J.D. Vance earned a degree at The Ohio State University in two years’ time.  His thoughts then turned to law school.  After his successful time at Yale University and a law degree under his belt, Vance decided to share his story and thoughts about his life and what it took for his to break the stereotype of how he was raised.  Hillbilly Elegy is that book.  Love it or hate it, you may just start looking at others differently and with more understanding.

On the very same day I found Hillbilly Elegy on the shelves of Tanglewood’s library, I picked up Gray Mountain (2014) by John Grisham.  Little did I know I was selecting a title that was closely related in many ways to Hillbilly Elegy albeit a fictional account set also in Appalachia.

Grisham’s story opens in New York City right after the 2008 fall of Lehman Brothers.  29-year-old attorney Samantha Kofer, used to working 100-hour weeks, suddenly finds herself out of a job.  But, she was one of the lucky ones.

Samantha was offered a furlough from huge Wall Street firm where she has worked for three years.  She will remain under contract for a year with no paycheck that is if she agrees to intern for a qualified nonprofit.  Samantha would keep her health benefits with no promise of a job at the end of twelve months.  She takes the deal.

Finding a nonprofit was not as easy as Samantha thought.  She was turned down by nine agencies in one day.  She was not used to that kind of rejection.  Agency number ten, the Mountain Legal Aid Clinic in Brady, Virginia, offered her an interview.  Samantha rented a car and made the drive to Brady.

Samantha’s introduction to Brady happened a few miles outside of town when she was stopped for speeding and taken to the local jail.  She is “rescued” by Donovan Gray who introduces himself as her attorney.  He tells her all charges have been dismissed.  Turns out Donovan has a very influential friend in Brady.

On their way to town from the jail, Donovan gives Samantha a quick tutorial about coal companies and strip mining.  He also tells her why locals stay and work in Brady.  Once she is safely in town, she heads to her interview.  It is at the interview she meets Mattie Wyatt, a Brady native.  Mattie is the founder of very low budget Mountain Legal Aid Clinic which is located in an abandoned hardware store.  Turns out Mattie is also Donovan’s aunt.

During her interview with Mattie, Samantha picks up that Mattie is not real thrilled to have an intern, especially one from the big city and has no clue what the locals face in the daily lives.  Once the interview ends Mattie invited Samantha home for dinner.

It is over the kitchen table the sharing about personal lives begins.  Samantha learns a bit of why coal companies are considered the bad guys.  It is not a pretty picture.

The action begins to pick up, for the reader and Samantha, as characters are introduced in to the storyline.

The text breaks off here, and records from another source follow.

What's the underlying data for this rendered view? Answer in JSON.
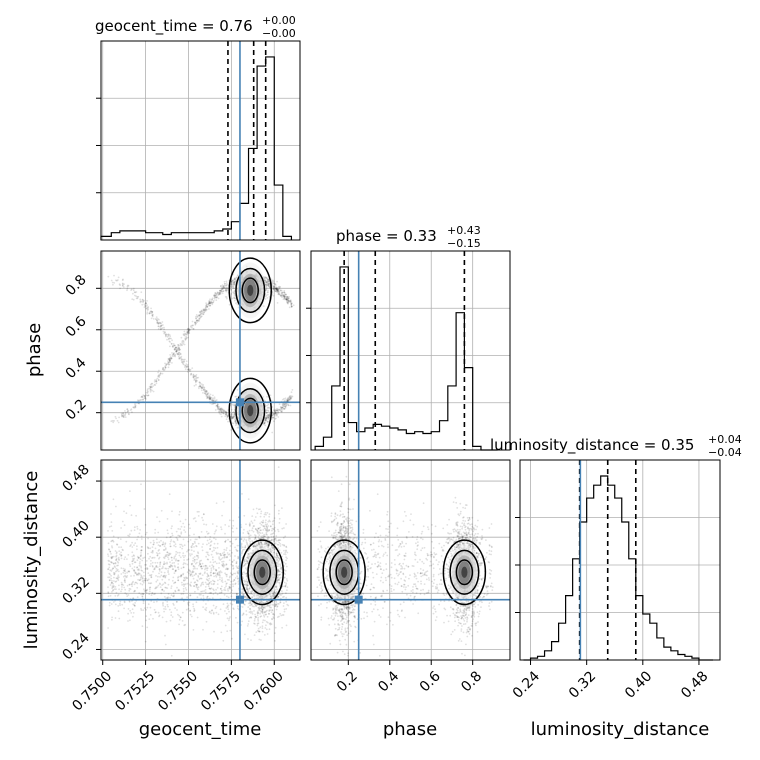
{
  "chart_data": {
    "type": "corner",
    "parameters": [
      "geocent_time",
      "phase",
      "luminosity_distance"
    ],
    "truth": {
      "geocent_time": 0.758,
      "phase": 0.25,
      "luminosity_distance": 0.311
    },
    "truth_color": "#4682b4",
    "titles": [
      {
        "param": "geocent_time",
        "text": "geocent_time = 0.76",
        "sup": "+0.00",
        "sub": "−0.00"
      },
      {
        "param": "phase",
        "text": "phase = 0.33",
        "sup": "+0.43",
        "sub": "−0.15"
      },
      {
        "param": "luminosity_distance",
        "text": "luminosity_distance = 0.35",
        "sup": "+0.04",
        "sub": "−0.04"
      }
    ],
    "axes": {
      "geocent_time": {
        "lim": [
          0.7499,
          0.7615
        ],
        "ticks": [
          0.75,
          0.7525,
          0.755,
          0.7575,
          0.76
        ],
        "ticklabels": [
          "0.7500",
          "0.7525",
          "0.7550",
          "0.7575",
          "0.7600"
        ]
      },
      "phase": {
        "lim": [
          0.02,
          0.98
        ],
        "ticks": [
          0.2,
          0.4,
          0.6,
          0.8
        ],
        "ticklabels": [
          "0.2",
          "0.4",
          "0.6",
          "0.8"
        ]
      },
      "luminosity_distance": {
        "lim": [
          0.225,
          0.51
        ],
        "ticks": [
          0.24,
          0.32,
          0.4,
          0.48
        ],
        "ticklabels": [
          "0.24",
          "0.32",
          "0.40",
          "0.48"
        ]
      }
    },
    "histograms": {
      "geocent_time": {
        "edges": [
          0.7499,
          0.7505,
          0.751,
          0.7515,
          0.752,
          0.7525,
          0.753,
          0.7535,
          0.754,
          0.7545,
          0.755,
          0.7555,
          0.756,
          0.7565,
          0.757,
          0.7575,
          0.758,
          0.7585,
          0.759,
          0.7595,
          0.76,
          0.7605,
          0.761
        ],
        "counts": [
          0.02,
          0.04,
          0.05,
          0.05,
          0.05,
          0.04,
          0.04,
          0.03,
          0.04,
          0.04,
          0.04,
          0.04,
          0.04,
          0.05,
          0.06,
          0.1,
          0.2,
          0.5,
          0.95,
          1.0,
          0.3,
          0.02
        ],
        "quantiles": [
          0.7573,
          0.7588,
          0.7595
        ]
      },
      "phase": {
        "edges": [
          0.04,
          0.08,
          0.12,
          0.16,
          0.2,
          0.24,
          0.28,
          0.32,
          0.36,
          0.4,
          0.44,
          0.48,
          0.52,
          0.56,
          0.6,
          0.64,
          0.68,
          0.72,
          0.76,
          0.8,
          0.84,
          0.88,
          0.92
        ],
        "counts": [
          0.02,
          0.07,
          0.35,
          1.0,
          0.15,
          0.1,
          0.12,
          0.14,
          0.13,
          0.12,
          0.11,
          0.09,
          0.1,
          0.09,
          0.1,
          0.16,
          0.35,
          0.75,
          0.45,
          0.02,
          0.0,
          0.0
        ],
        "quantiles": [
          0.18,
          0.33,
          0.76
        ]
      },
      "luminosity_distance": {
        "edges": [
          0.23,
          0.24,
          0.25,
          0.26,
          0.27,
          0.28,
          0.29,
          0.3,
          0.31,
          0.32,
          0.33,
          0.34,
          0.35,
          0.36,
          0.37,
          0.38,
          0.39,
          0.4,
          0.41,
          0.42,
          0.43,
          0.44,
          0.45,
          0.46,
          0.47,
          0.48,
          0.49,
          0.5
        ],
        "counts": [
          0.0,
          0.01,
          0.02,
          0.05,
          0.1,
          0.2,
          0.35,
          0.55,
          0.75,
          0.88,
          0.95,
          1.0,
          0.95,
          0.88,
          0.75,
          0.55,
          0.35,
          0.25,
          0.2,
          0.12,
          0.07,
          0.05,
          0.03,
          0.02,
          0.01,
          0.0,
          0.0
        ],
        "quantiles": [
          0.31,
          0.35,
          0.39
        ]
      }
    },
    "joint": [
      {
        "x": "geocent_time",
        "y": "phase",
        "modes": [
          [
            0.7586,
            0.79
          ],
          [
            0.7586,
            0.21
          ]
        ],
        "arc": "phase-time"
      },
      {
        "x": "geocent_time",
        "y": "luminosity_distance",
        "modes": [
          [
            0.7593,
            0.35
          ]
        ],
        "arc": "tail"
      },
      {
        "x": "phase",
        "y": "luminosity_distance",
        "modes": [
          [
            0.18,
            0.35
          ],
          [
            0.76,
            0.35
          ]
        ],
        "arc": "bridge"
      }
    ]
  }
}
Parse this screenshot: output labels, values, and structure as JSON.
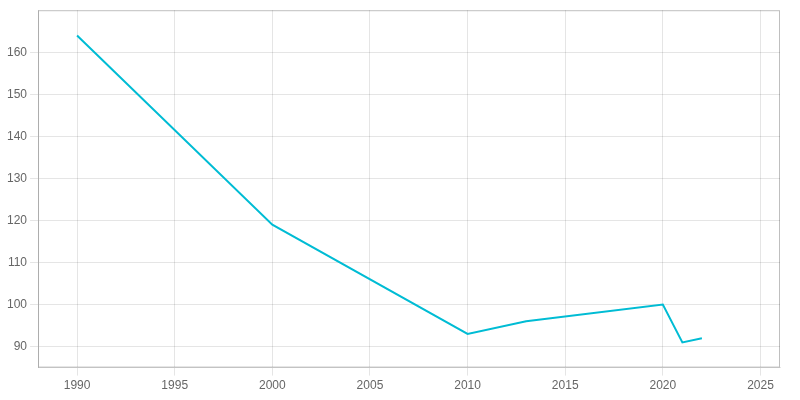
{
  "chart_data": {
    "type": "line",
    "x": [
      1990,
      2000,
      2010,
      2013,
      2020,
      2021,
      2022
    ],
    "values": [
      164,
      119,
      93,
      96,
      100,
      91,
      92
    ],
    "color": "#00bcd4",
    "xlim": [
      1988,
      2026
    ],
    "ylim": [
      85,
      170
    ],
    "xticks": [
      1990,
      1995,
      2000,
      2005,
      2010,
      2015,
      2020,
      2025
    ],
    "yticks": [
      90,
      100,
      110,
      120,
      130,
      140,
      150,
      160
    ],
    "grid": true
  }
}
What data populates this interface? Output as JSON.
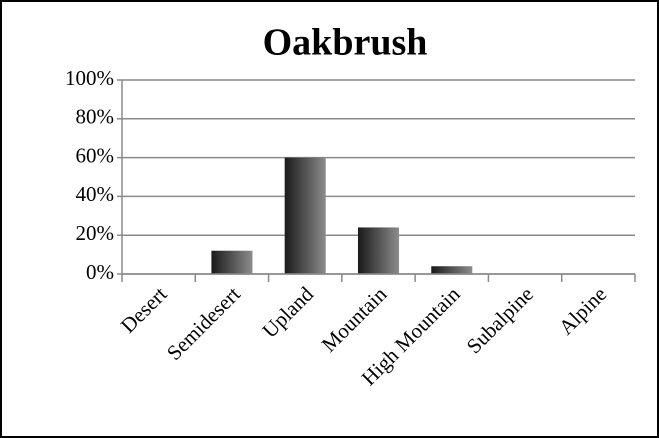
{
  "chart_data": {
    "type": "bar",
    "title": "Oakbrush",
    "categories": [
      "Desert",
      "Semidesert",
      "Upland",
      "Mountain",
      "High Mountain",
      "Subalpine",
      "Alpine"
    ],
    "values": [
      0,
      12,
      60,
      24,
      4,
      0,
      0
    ],
    "ylim": [
      0,
      100
    ],
    "yticks": [
      {
        "value": 0,
        "label": "0%"
      },
      {
        "value": 20,
        "label": "20%"
      },
      {
        "value": 40,
        "label": "40%"
      },
      {
        "value": 60,
        "label": "60%"
      },
      {
        "value": 80,
        "label": "80%"
      },
      {
        "value": 100,
        "label": "100%"
      }
    ],
    "grid": true
  }
}
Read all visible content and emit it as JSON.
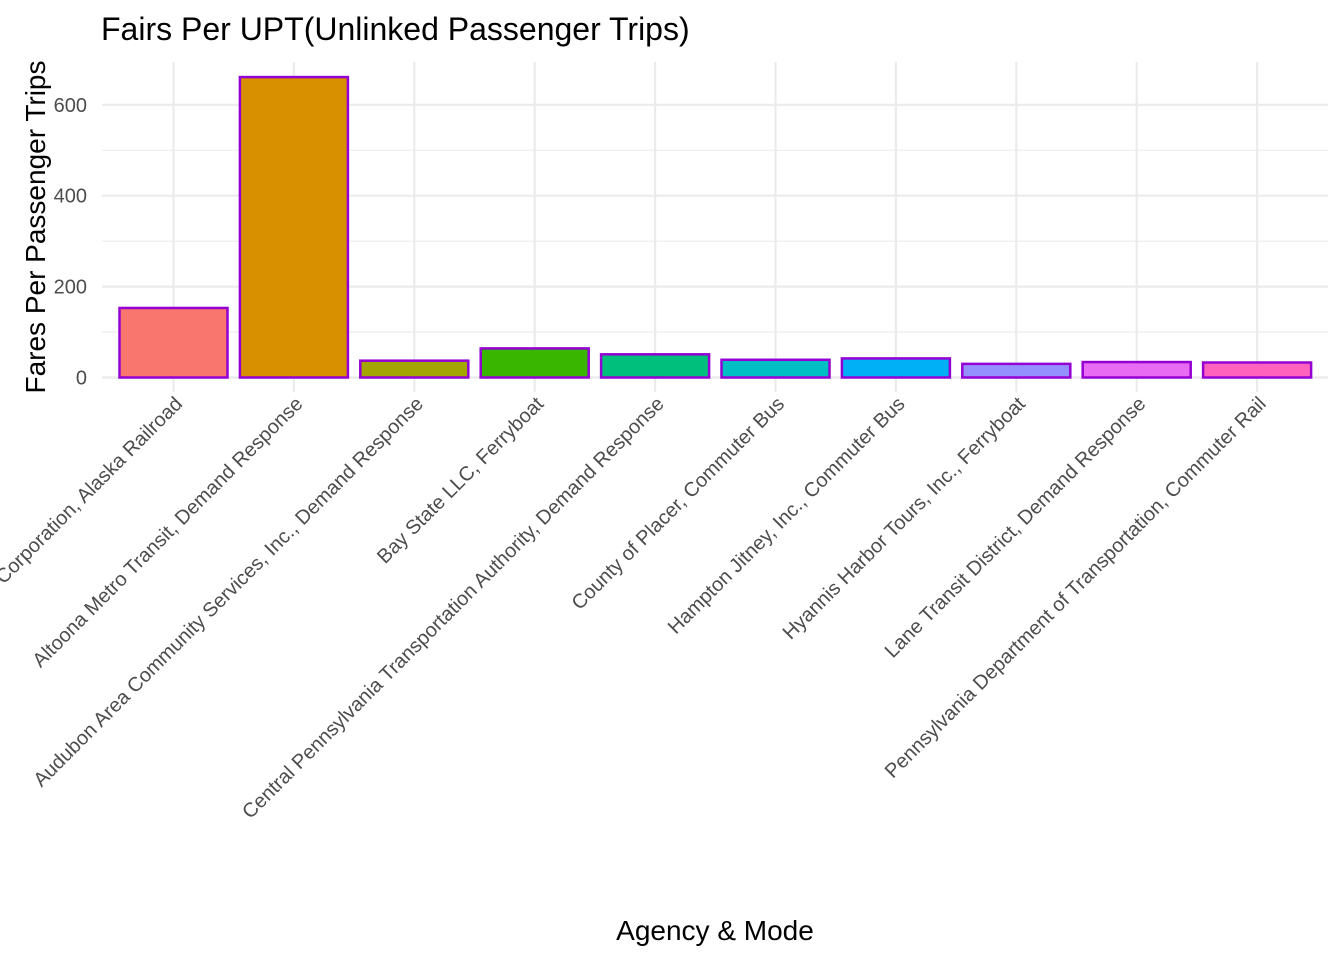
{
  "chart_data": {
    "type": "bar",
    "title": "Fairs Per UPT(Unlinked Passenger Trips)",
    "xlabel": "Agency & Mode",
    "ylabel": "Fares Per Passenger Trips",
    "ylim": [
      0,
      700
    ],
    "yticks": [
      0,
      200,
      400,
      600
    ],
    "grid": true,
    "legend": "none",
    "bar_outline_color": "#9400D3",
    "categories": [
      "Alaska Railroad Corporation, Alaska Railroad",
      "Altoona Metro Transit, Demand Response",
      "Audubon Area Community Services, Inc., Demand Response",
      "Bay State LLC, Ferryboat",
      "Central Pennsylvania Transportation Authority, Demand Response",
      "County of Placer, Commuter Bus",
      "Hampton Jitney, Inc., Commuter Bus",
      "Hyannis Harbor Tours, Inc., Ferryboat",
      "Lane Transit District, Demand Response",
      "Pennsylvania Department of Transportation, Commuter Rail"
    ],
    "values": [
      153,
      661,
      37,
      64,
      51,
      39,
      42,
      30,
      34,
      33
    ],
    "colors": [
      "#F8766D",
      "#D89000",
      "#A3A500",
      "#39B600",
      "#00BF7D",
      "#00BFC4",
      "#00B0F6",
      "#9590FF",
      "#E76BF3",
      "#FF62BC"
    ]
  }
}
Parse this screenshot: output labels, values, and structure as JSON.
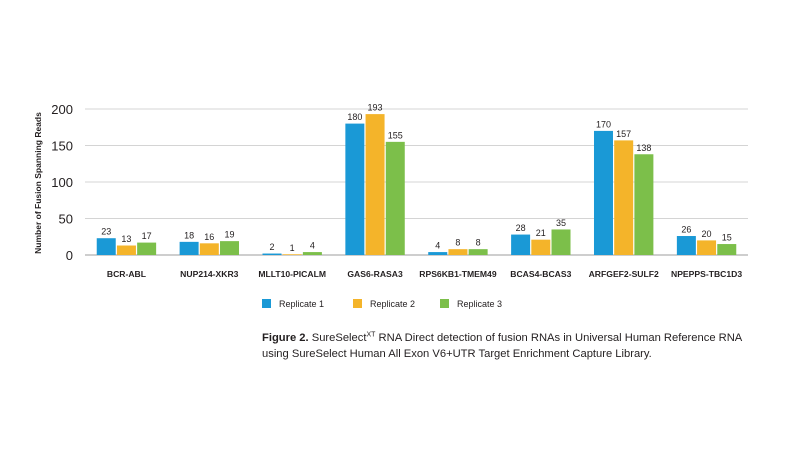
{
  "chart_data": {
    "type": "bar",
    "title": "",
    "xlabel": "",
    "ylabel": "Number of Fusion Spanning Reads",
    "ylim": [
      0,
      200
    ],
    "yticks": [
      "0",
      "50",
      "100",
      "150",
      "200"
    ],
    "grid": true,
    "legend_position": "bottom",
    "categories": [
      "BCR-ABL",
      "NUP214-XKR3",
      "MLLT10-PICALM",
      "GAS6-RASA3",
      "RPS6KB1-TMEM49",
      "BCAS4-BCAS3",
      "ARFGEF2-SULF2",
      "NPEPPS-TBC1D3"
    ],
    "series": [
      {
        "name": "Replicate 1",
        "color": "#1a99d6",
        "values": [
          23,
          18,
          2,
          180,
          4,
          28,
          170,
          26
        ]
      },
      {
        "name": "Replicate 2",
        "color": "#f4b42a",
        "values": [
          13,
          16,
          1,
          193,
          8,
          21,
          157,
          20
        ]
      },
      {
        "name": "Replicate 3",
        "color": "#7cbf4a",
        "values": [
          17,
          19,
          4,
          155,
          8,
          35,
          138,
          15
        ]
      }
    ]
  },
  "caption": {
    "figure_label": "Figure 2.",
    "name_start": " SureSelect",
    "superscript": "XT",
    "text": " RNA Direct detection of fusion RNAs in Universal Human Reference RNA using SureSelect Human All Exon V6+UTR Target Enrichment Capture Library."
  }
}
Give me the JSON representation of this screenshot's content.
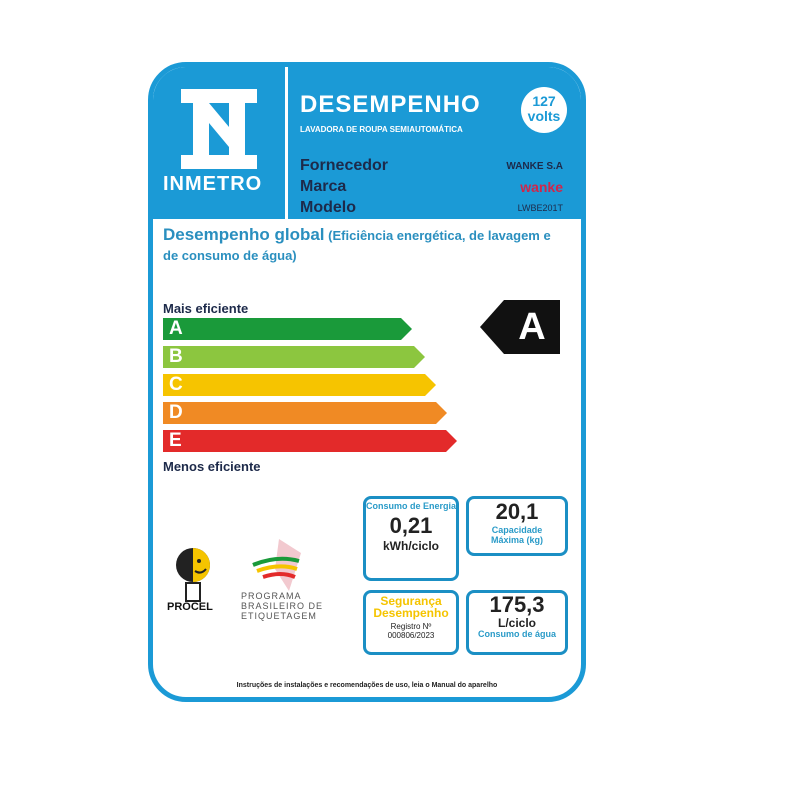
{
  "header": {
    "logo_text": "INMETRO",
    "title": "DESEMPENHO",
    "subtitle": "LAVADORA DE ROUPA SEMIAUTOMÁTICA",
    "voltage_number": "127",
    "voltage_unit": "volts"
  },
  "info": [
    {
      "label": "Fornecedor",
      "value": "WANKE S.A"
    },
    {
      "label": "Marca",
      "value": "wanke"
    },
    {
      "label": "Modelo",
      "value": "LWBE201T"
    }
  ],
  "performance": {
    "title": "Desempenho global",
    "title_note": "(Eficiência energética, de lavagem e de consumo de água)",
    "top_label": "Mais eficiente",
    "bottom_label": "Menos eficiente",
    "classes": [
      "A",
      "B",
      "C",
      "D",
      "E"
    ],
    "class_colors": [
      "#1a9a3a",
      "#8cc63f",
      "#f6c400",
      "#f08a24",
      "#e32a2a"
    ],
    "rating": "A"
  },
  "energy": {
    "label": "Consumo de Energia",
    "value": "0,21",
    "unit": "kWh/ciclo"
  },
  "capacity": {
    "value": "20,1",
    "label": "Capacidade Máxima (kg)"
  },
  "safety": {
    "line1": "Segurança",
    "line2": "Desempenho",
    "reg_label": "Registro Nº",
    "reg_number": "000806/2023"
  },
  "water": {
    "value": "175,3",
    "unit": "L/ciclo",
    "label": "Consumo de água"
  },
  "logos": {
    "procel": "PROCEL",
    "pbe": [
      "PROGRAMA",
      "BRASILEIRO DE",
      "ETIQUETAGEM"
    ]
  },
  "footer": "Instruções de instalações e recomendações de uso, leia o Manual do aparelho"
}
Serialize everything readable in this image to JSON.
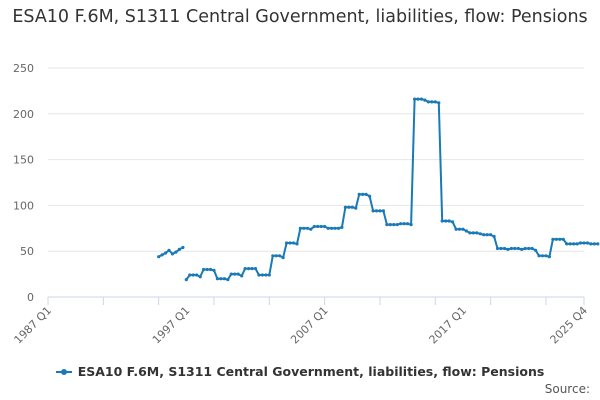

I cannot say this is Grisham’s best novel.  It is all built around the issue of strip mining.  The rape and destruction of the land and the lives of those who work and live in coal country.

Guessing there may be a sequel in the works since there was not a strong ending.  Samantha was just getting her act together and Boom!  Story ends with what appears to be a bright future for Samantha.

If you have never seen what strip mining can do to a mountain, Grisham’s observations are pretty much spot on.  From what I have personally seen, strip mining is ugly and disrespectful on many levels.  Reading Gray Mountain, you may decide which side of the issue you want to support.